After numerous complaints were sent to Davis, who had little understanding of events in a region almost 900 miles from Richmond, Holmes was relieved as head of the Trans-Mississippi Department in March 1863.

=== District of Arkansas ===
After Holmes was relieved as head of the Trans-Mississippi Department, General Edmund Kirby Smith appointed him head of the District of Arkansas and in June, ordered Holmes to make a desperation attack to take some pressure off the beleaguered Vicksburg garrison. On July 4, the day Vicksburg fell to U.S. General Ulysses Grant's army, Holmes attacked the U.S. garrison at Helena, Arkansas with 8,000 men. He planned a coordinated attack in conjunction with Sterling Price, John S. Marmaduke, James Fleming Fagan, and Governor of Arkansas Harris Flanagin. Despite miscommunication, the Confederate army had some initial success, but after hours of fighting, a general retreat was called. The Confederates pulled back to Little Rock, Arkansas. On July 23, Holmes became ill and temporarily relinquished command in Arkansas to Sterling Price. Price evacuated Little Rock on September 10, and two weeks later Holmes resumed command. In a letter sent to Jefferson Davis on January 29, 1864, Kirby Smith reported that Holmes's age was catching up to him and that he was deficient in energy and suffering memory problems; thus, he needed to be replaced by a younger man. The soldiers he commanded in Arkansas had already taken to sarcastically calling him "Granny". Upon learning of this, an insulted Holmes resigned from his post on February 28.
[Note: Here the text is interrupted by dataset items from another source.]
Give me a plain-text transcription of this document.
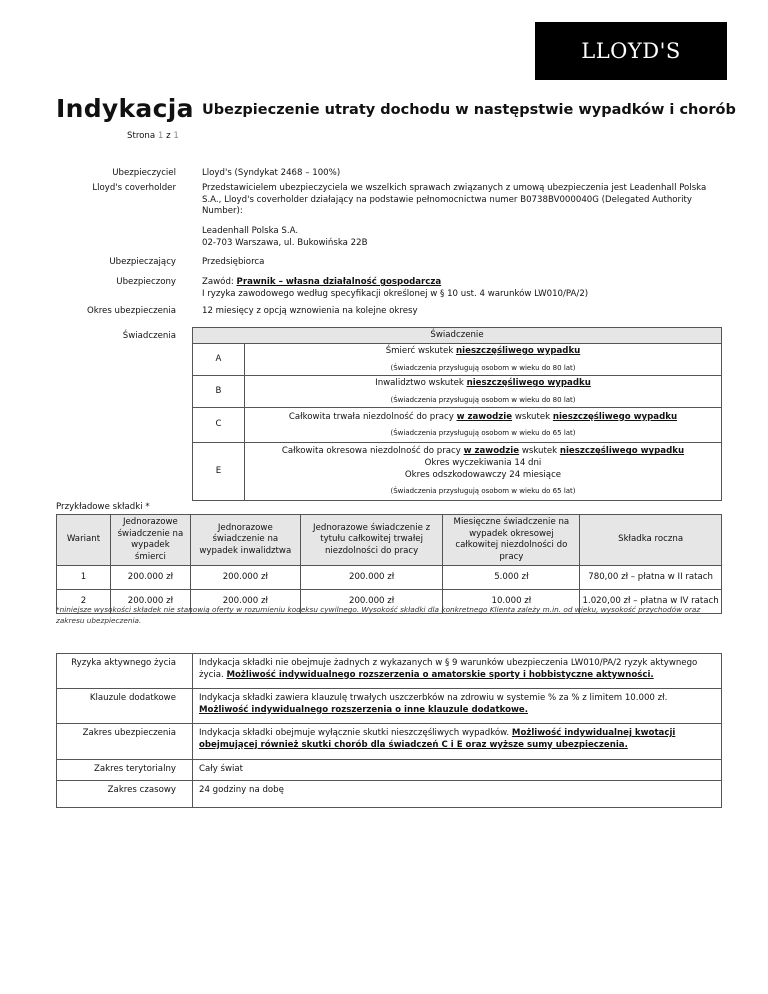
LLOYD'S
Indykacja Ubezpieczenie utraty dochodu w następstwie wypadków i chorób
Strona 1 z 1
Ubezpieczyciel	Lloyd's (Syndykat 2468 – 100%)
Lloyd's coverholder	Przedstawicielem ubezpieczyciela we wszelkich sprawach związanych z umową ubezpieczenia jest Leadenhall Polska S.A., Lloyd's coverholder działający na podstawie pełnomocnictwa numer B0738BV000040G (Delegated Authority Number):
Leadenhall Polska S.A.
02-703 Warszawa, ul. Bukowińska 22B
Ubezpieczający	Przedsiębiorca
Ubezpieczony	Zawód: Prawnik – własna działalność gospodarcza
I ryzyka zawodowego według specyfikacji określonej w § 10 ust. 4 warunków LW010/PA/2)
Okres ubezpieczenia	12 miesięcy z opcją wznowienia na kolejne okresy
Świadczenia	Świadczenie	
A	Śmierć wskutek nieszczęśliwego wypadku
(Świadczenia przysługują osobom w wieku do 80 lat)

B	Inwalidztwo wskutek nieszczęśliwego wypadku
(Świadczenia przysługują osobom w wieku do 80 lat)

C	Całkowita trwała niezdolność do pracy w zawodzie wskutek nieszczęśliwego wypadku
(Świadczenia przysługują osobom w wieku do 65 lat)

E	Całkowita okresowa niezdolność do pracy w zawodzie wskutek nieszczęśliwego wypadku
Okres wyczekiwania 14 dni
Okres odszkodowawczy 24 miesiące
(Świadczenia przysługują osobom w wieku do 65 lat)
Przykładowe składki *
Wariant	Jednorazowe świadczenie na wypadek śmierci	Jednorazowe świadczenie na wypadek inwalidztwa	Jednorazowe świadczenie z tytułu całkowitej trwałej niezdolności do pracy	Miesięczne świadczenie na wypadek okresowej całkowitej niezdolności do pracy	Składka roczna
1	200.000 zł	200.000 zł	200.000 zł	5.000 zł	780,00 zł – płatna w II ratach
2	200.000 zł	200.000 zł	200.000 zł	10.000 zł	1.020,00 zł – płatna w IV ratach
*niniejsze wysokości składek nie stanowią oferty w rozumieniu kodeksu cywilnego. Wysokość składki dla konkretnego Klienta zależy m.in. od wieku, wysokość przychodów oraz zakresu ubezpieczenia.
Ryzyka aktywnego życia	Indykacja składki nie obejmuje żadnych z wykazanych w § 9 warunków ubezpieczenia LW010/PA/2 ryzyk aktywnego życia. Możliwość indywidualnego rozszerzenia o amatorskie sporty i hobbistyczne aktywności.
Klauzule dodatkowe	Indykacja składki zawiera klauzulę trwałych uszczerbków na zdrowiu w systemie % za % z limitem 10.000 zł. Możliwość indywidualnego rozszerzenia o inne klauzule dodatkowe.
Zakres ubezpieczenia	Indykacja składki obejmuje wyłącznie skutki nieszczęśliwych wypadków. Możliwość indywidualnej kwotacji obejmującej również skutki chorób dla świadczeń C i E oraz wyższe sumy ubezpieczenia.
Zakres terytorialny	Cały świat
Zakres czasowy	24 godziny na dobę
=== Later service and life ===
In April 1864, Holmes commanded the Reserve Forces of North Carolina. Holmes saw little action after being appointed to this new position. He held this position until the end of the war. Holmes, along with General Joseph E. Johnston, surrendered to William Tecumseh Sherman on April 26, 1865. He returned to North Carolina, where he spent the rest of his life as a farmer. Holmes died on June 21, 1880, in Fayetteville, North Carolina, and is buried there in MacPherson Presbyterian Church Cemetery.